The third year came a plague of rats, which an old man of the mountain piped away and destroyed. Being refused his reward, he piped the children of Lorch into the Tannenberg.
*** About 200 years ago, the people of Ispahan were tormented with rats, when a little dwarf named Giouf, not above two feet high, promised, on the payment of a certain sum of money, to free the city of all its vermin in an hour. The terms were agreed to, and Giouf, by tabor and pipe, attracted every rat and mouse to follow him to the river Zenderou, where they were all drowned. Next day, the dwarf demanded the money; but the people gave him several bad coins, which they refused to change. Next day, they saw with horror an old black woman, fifty feet high, standing in the market-place with a whip in her hand. She was the genie Mergian Banou, the mother of the dwarf. For four days she strangled daily fifteen of the principal women, and on the fifth day led forty others to a magic tower, into which she drove them, and they were never after seen by mortal eye.—T. S. Gueulette, Chinese Tales (“History of Prince Kader-Bilah,” 1723).

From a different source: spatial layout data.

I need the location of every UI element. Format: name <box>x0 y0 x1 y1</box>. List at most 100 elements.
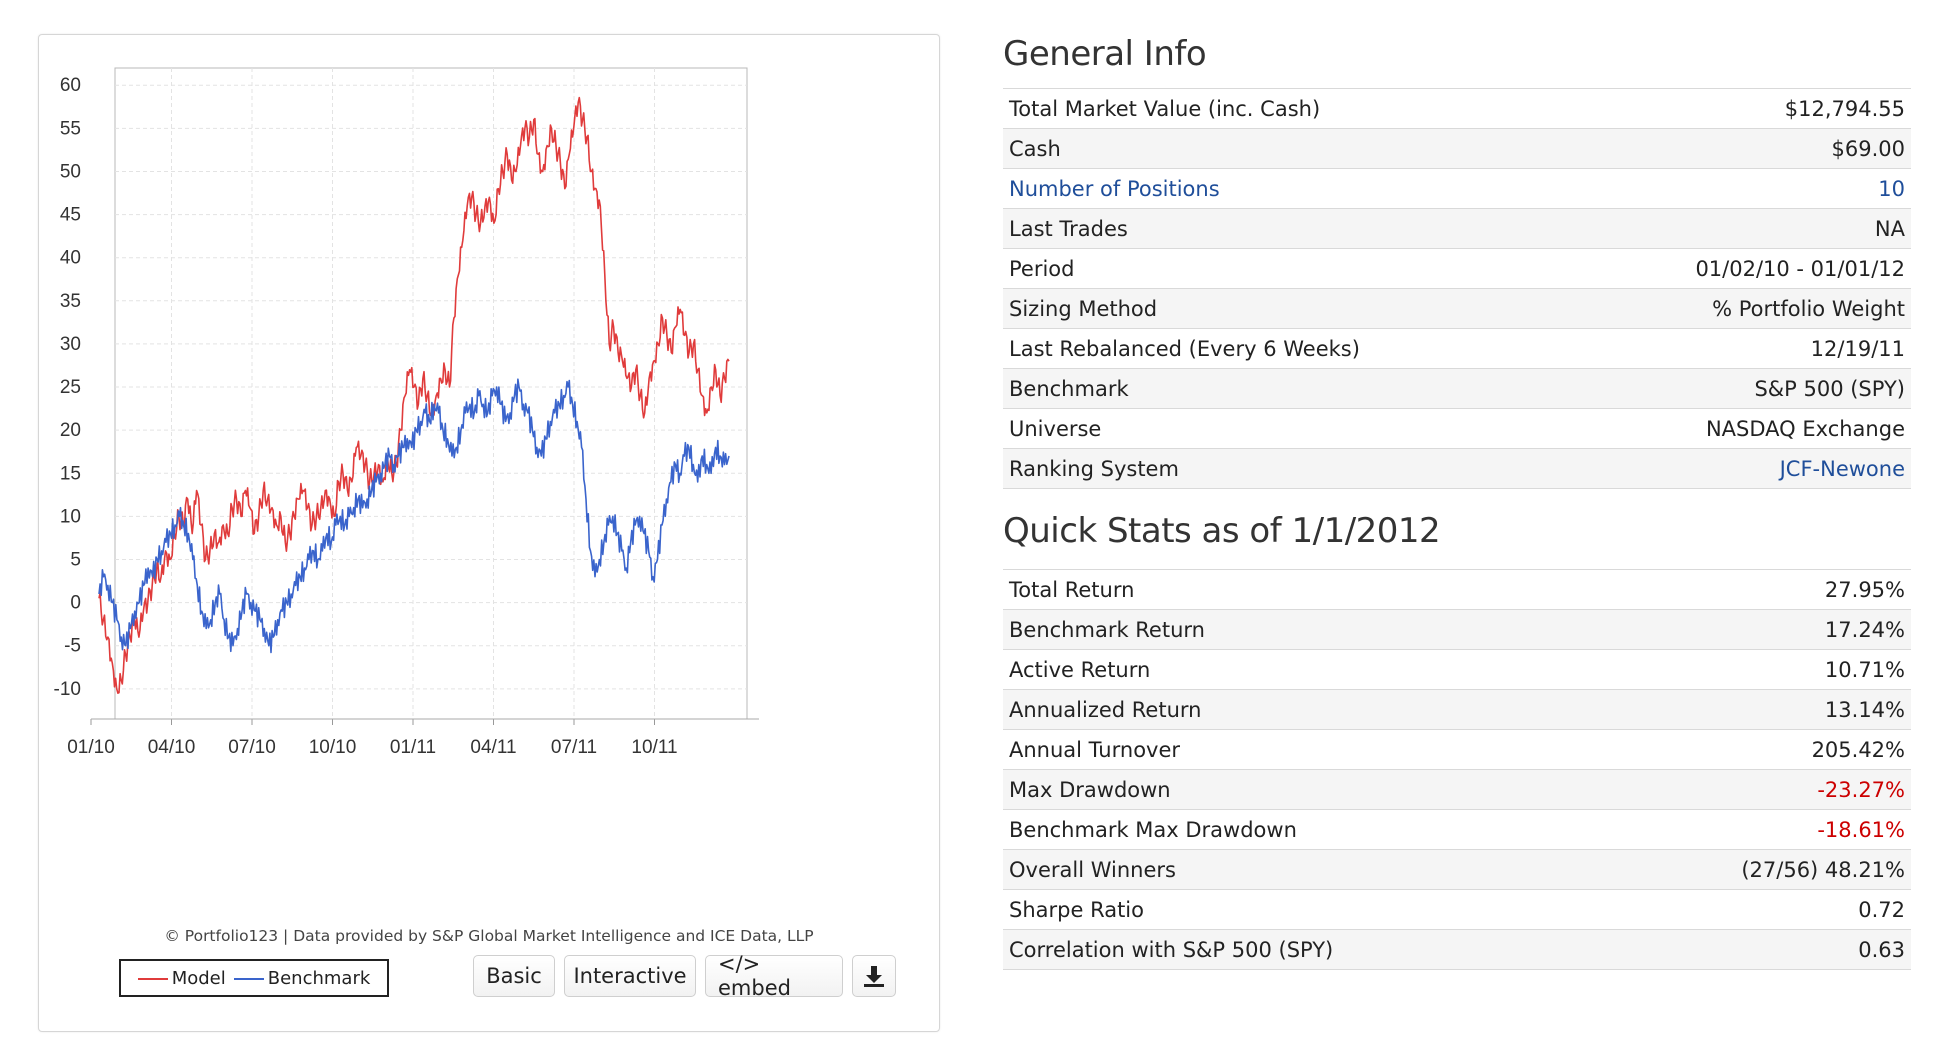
row-value: 17.24% <box>1599 609 1911 650</box>
x-tick-label: 07/11 <box>551 737 597 758</box>
y-tick-label: 35 <box>60 291 81 312</box>
legend-benchmark-label: Benchmark <box>267 967 371 989</box>
x-tick-label: 04/11 <box>470 737 516 758</box>
info-row: Benchmark S&P 500 (SPY) <box>1003 368 1911 409</box>
row-label[interactable]: Number of Positions <box>1003 168 1567 209</box>
info-row: Sizing Method% Portfolio Weight <box>1003 288 1911 329</box>
row-label: Annual Turnover <box>1003 729 1600 770</box>
y-tick-label: 50 <box>60 161 81 182</box>
row-value: % Portfolio Weight <box>1566 288 1911 329</box>
general-info-table: Total Market Value (inc. Cash) $12,794.55… <box>1003 88 1911 489</box>
x-tick-label: 10/11 <box>631 737 677 758</box>
row-value: $12,794.55 <box>1566 88 1911 129</box>
quick-stats-table: Total Return 27.95% Benchmark Return 17.24%… <box>1003 569 1911 970</box>
row-value[interactable]: JCF-Newone <box>1566 448 1911 489</box>
info-row: Annualized Return 13.14% <box>1003 689 1911 730</box>
x-tick-label: 01/11 <box>390 737 436 758</box>
basic-button[interactable]: Basic <box>473 955 555 997</box>
y-tick-label: 5 <box>70 549 81 570</box>
info-row: Last Rebalanced (Every 6 Weeks) 12/19/11 <box>1003 328 1911 369</box>
row-value: 205.42% <box>1599 729 1911 770</box>
row-value[interactable]: 10 <box>1566 168 1911 209</box>
y-tick-label: 20 <box>60 420 81 441</box>
row-value: 01/02/10 - 01/01/12 <box>1566 248 1911 289</box>
row-label: Active Return <box>1003 649 1600 690</box>
x-tick-label: 04/10 <box>148 737 196 758</box>
row-label: Benchmark Return <box>1003 609 1600 650</box>
info-row: Benchmark Max Drawdown -18.61% <box>1003 809 1911 850</box>
row-label: Total Market Value (inc. Cash) <box>1003 88 1567 129</box>
row-label: Overall Winners <box>1003 849 1600 890</box>
row-label: Max Drawdown <box>1003 769 1600 810</box>
row-label: Correlation with S&P 500 (SPY) <box>1003 929 1600 970</box>
row-label: Last Trades <box>1003 208 1567 249</box>
legend-model-label: Model <box>171 967 226 989</box>
y-tick-label: 60 <box>60 75 81 96</box>
row-value: -18.61% <box>1599 809 1911 850</box>
interactive-button[interactable]: Interactive <box>564 955 696 997</box>
row-value: S&P 500 (SPY) <box>1566 368 1911 409</box>
legend-model[interactable]: Model <box>137 967 226 989</box>
row-value: (27/56) 48.21% <box>1599 849 1911 890</box>
info-row: Correlation with S&P 500 (SPY) 0.63 <box>1003 929 1911 970</box>
row-value: 0.63 <box>1599 929 1911 970</box>
y-tick-label: 55 <box>60 118 81 139</box>
info-row: Universe NASDAQ Exchange <box>1003 408 1911 449</box>
info-row: Cash $69.00 <box>1003 128 1911 169</box>
row-value: NA <box>1566 208 1911 249</box>
row-value: $69.00 <box>1566 128 1911 169</box>
info-row: Sharpe Ratio 0.72 <box>1003 889 1911 930</box>
info-row: Period 01/02/10 - 01/01/12 <box>1003 248 1911 289</box>
row-value: NASDAQ Exchange <box>1566 408 1911 449</box>
y-tick-label: -5 <box>64 636 81 657</box>
x-tick-label: 01/10 <box>67 737 115 758</box>
info-row: Last Trades NA <box>1003 208 1911 249</box>
download-icon <box>864 966 884 987</box>
row-label: Universe <box>1003 408 1567 449</box>
embed-button[interactable]: </> embed <box>705 952 843 1000</box>
data-credit: © Portfolio123 | Data provided by S&P Gl… <box>164 927 814 945</box>
row-label: Sharpe Ratio <box>1003 889 1600 930</box>
row-value: -23.27% <box>1599 769 1911 810</box>
row-value: 12/19/11 <box>1566 328 1911 369</box>
download-button[interactable] <box>852 955 896 997</box>
row-label: Annualized Return <box>1003 689 1600 730</box>
info-row: Number of Positions 10 <box>1003 168 1911 209</box>
row-label: Sizing Method <box>1003 288 1567 329</box>
chart-panel: 60 55 50 45 40 35 30 25 20 15 10 5 0 -5 -10 01/10 04/10… <box>38 34 940 1032</box>
series-line-benchmark[interactable] <box>98 378 730 654</box>
chart-toolbar: Basic Interactive </> embed <box>473 952 896 1000</box>
row-label: Total Return <box>1003 569 1600 610</box>
row-label: Last Rebalanced (Every 6 Weeks) <box>1003 328 1567 369</box>
y-tick-label: -10 <box>54 679 81 700</box>
row-label: Ranking System <box>1003 448 1567 489</box>
row-label: Benchmark Max Drawdown <box>1003 809 1600 850</box>
x-tick-label: 07/10 <box>228 737 276 758</box>
row-label: Benchmark <box>1003 368 1567 409</box>
legend-benchmark[interactable]: Benchmark <box>233 967 371 989</box>
info-row: Active Return 10.71% <box>1003 649 1911 690</box>
summary-panel: General Info Total Market Value (inc. Ca… <box>1003 28 1911 970</box>
y-tick-label: 25 <box>60 377 81 398</box>
row-value: 13.14% <box>1599 689 1911 730</box>
info-row: Overall Winners (27/56) 48.21% <box>1003 849 1911 890</box>
row-label: Period <box>1003 248 1567 289</box>
series-line-model[interactable] <box>98 96 730 695</box>
info-row: Total Market Value (inc. Cash) $12,794.55 <box>1003 88 1911 129</box>
chart-legend: Model Benchmark <box>119 959 389 997</box>
row-value: 0.72 <box>1599 889 1911 930</box>
y-tick-label: 40 <box>60 248 81 269</box>
y-tick-label: 0 <box>70 593 81 614</box>
x-tick-label: 10/10 <box>309 737 357 758</box>
y-tick-label: 45 <box>60 205 81 226</box>
info-row: Benchmark Return 17.24% <box>1003 609 1911 650</box>
row-label: Cash <box>1003 128 1567 169</box>
y-tick-label: 15 <box>60 463 81 484</box>
y-tick-label: 10 <box>60 506 81 527</box>
row-value: 27.95% <box>1599 569 1911 610</box>
info-row: Max Drawdown -23.27% <box>1003 769 1911 810</box>
row-value: 10.71% <box>1599 649 1911 690</box>
info-row: Ranking System JCF-Newone <box>1003 448 1911 489</box>
y-tick-label: 30 <box>60 334 81 355</box>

*** The syrens of classic story had, by their weird spirit-music, a similar irresistible influence.
(Weird music is called Alpleich or Elfenseigen.

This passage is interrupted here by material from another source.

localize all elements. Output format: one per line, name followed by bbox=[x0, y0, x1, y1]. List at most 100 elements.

Pierre [Peer], a blunt, bold, outspoken man, who heads a conspiracy to murder the Venetian senators, and induces Jaffier to join the gang. Jaffier (in order to save his wife’s father, Priuli), reveals the plot, under promise of free pardon; but the senators break their pledge, and order the conspirators to torture and death. Jaffier, being free, because he had turned “king’s evidence” stabs Pierre, to prevent his being broken on the wheel, and then kills himself.—T. Otway, Venice Preserved (1682).
Pierre, a very inquisitive servant of M. Darlemont, who long suspects his master has played falsely with his ward, Julio, count of Harancour.—Thomas Holcroft, The Deaf and Dumb (1785).
Pierre Alphonse (Rabbi Moïse Sephardi), a Spanish Jew converted to Christianity in 1062.
All stories that recorded are
By Pierre Alfonse he knew by heart.
Longfellow, The Wayside Inn (prelude).